Let G be a finite group. Let $H\subseteq G$ be a subgroup of G and suppose $\varphi$ is a class function of $H$ and $\psi$ is a class function of $G$. Show that $(\varphi\psi_H)^G=\varphi^G\psi$.
This problem will be used frequently throughout the book, so it would be very nice to figure it out, but I can't prove it.
I tried to prove in this way:
The character $(\varphi\psi_H)^G$ is afforded to $(V\otimes W_H)^G$ and the character $\varphi^G\psi$ to $(V^G\otimes W)$. It remains to prove that $(V^G\otimes W)$ and $(V\otimes W_H)^G$ are isomorphic as G-modules, but I have no idea how to do it. In particular, it doesn't come in my mind which homomorphism I should use.
Thanks in advance.
Recall that given a class function $f$ of $H$, the induced class function $f^G$ is defined as $g \mapsto \sum_{s\in S} f_0(s^{-1}gs)$, where $S$ is a set of representatives for the cosets in $G/H$, and $f_0(h)=f(h)$ if $h\in H$ and $0$ otherwise.
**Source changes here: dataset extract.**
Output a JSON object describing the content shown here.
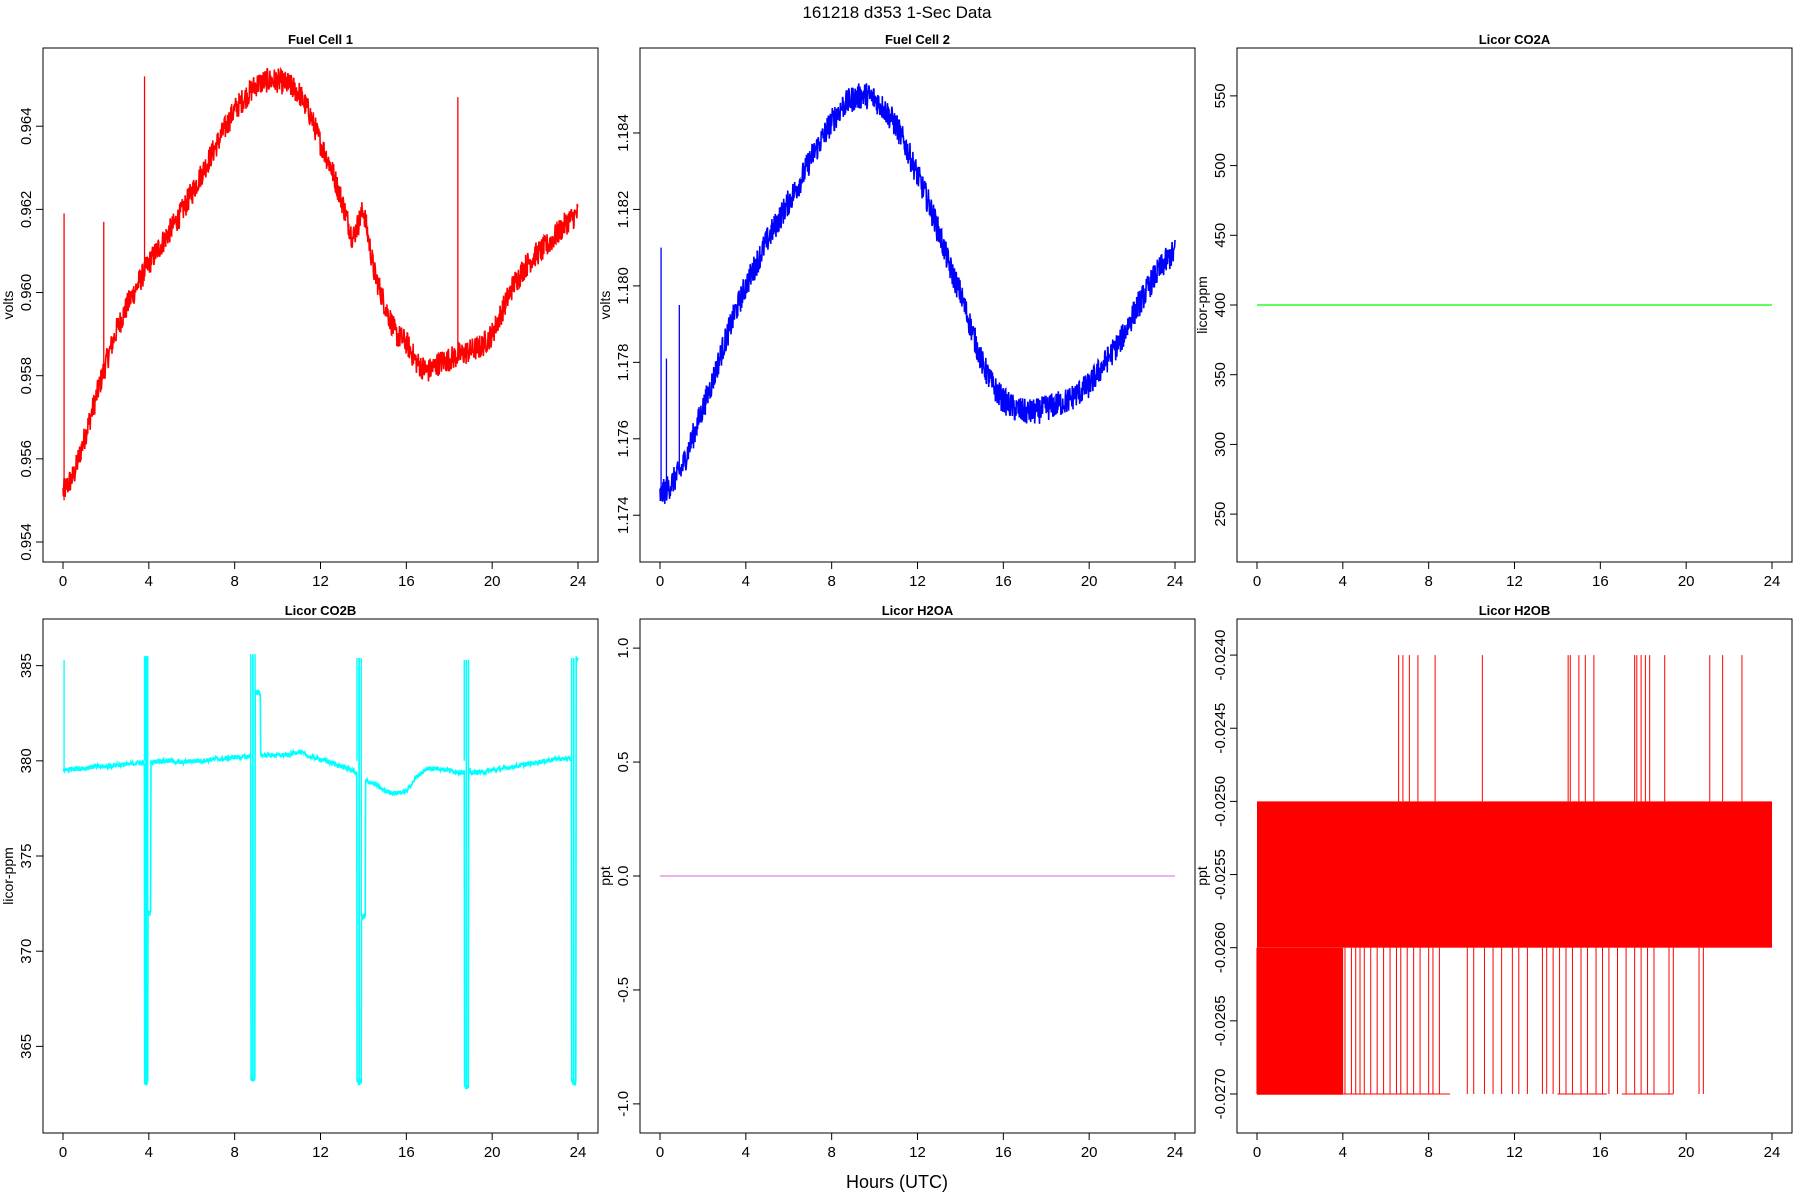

Now applying this to $\phi \psi_H$, we get $g \mapsto \sum_{s\in S} \varphi_0(s^{-1}gs)(\psi_H)_0(s^{-1}gs)$. Notice that $\varphi_0(s^{-1}gs)(\psi_H)_0(s^{-1}gs)=\varphi_0(s^{-1}gs)\psi_H(s^{-1}gs)$ (just check the cases $s^{-1}gs\in H$ or $\not \in H$). In turn, $\psi_H(s^{-1}gs)=\psi(s^{-1}gs)$, and since $\psi$ is a class function for $G$, this equals $\psi(g)$. It follows that you can factor out $\psi(g)$ on the right, so you get $(\varphi \psi)^G=\varphi^G\psi$.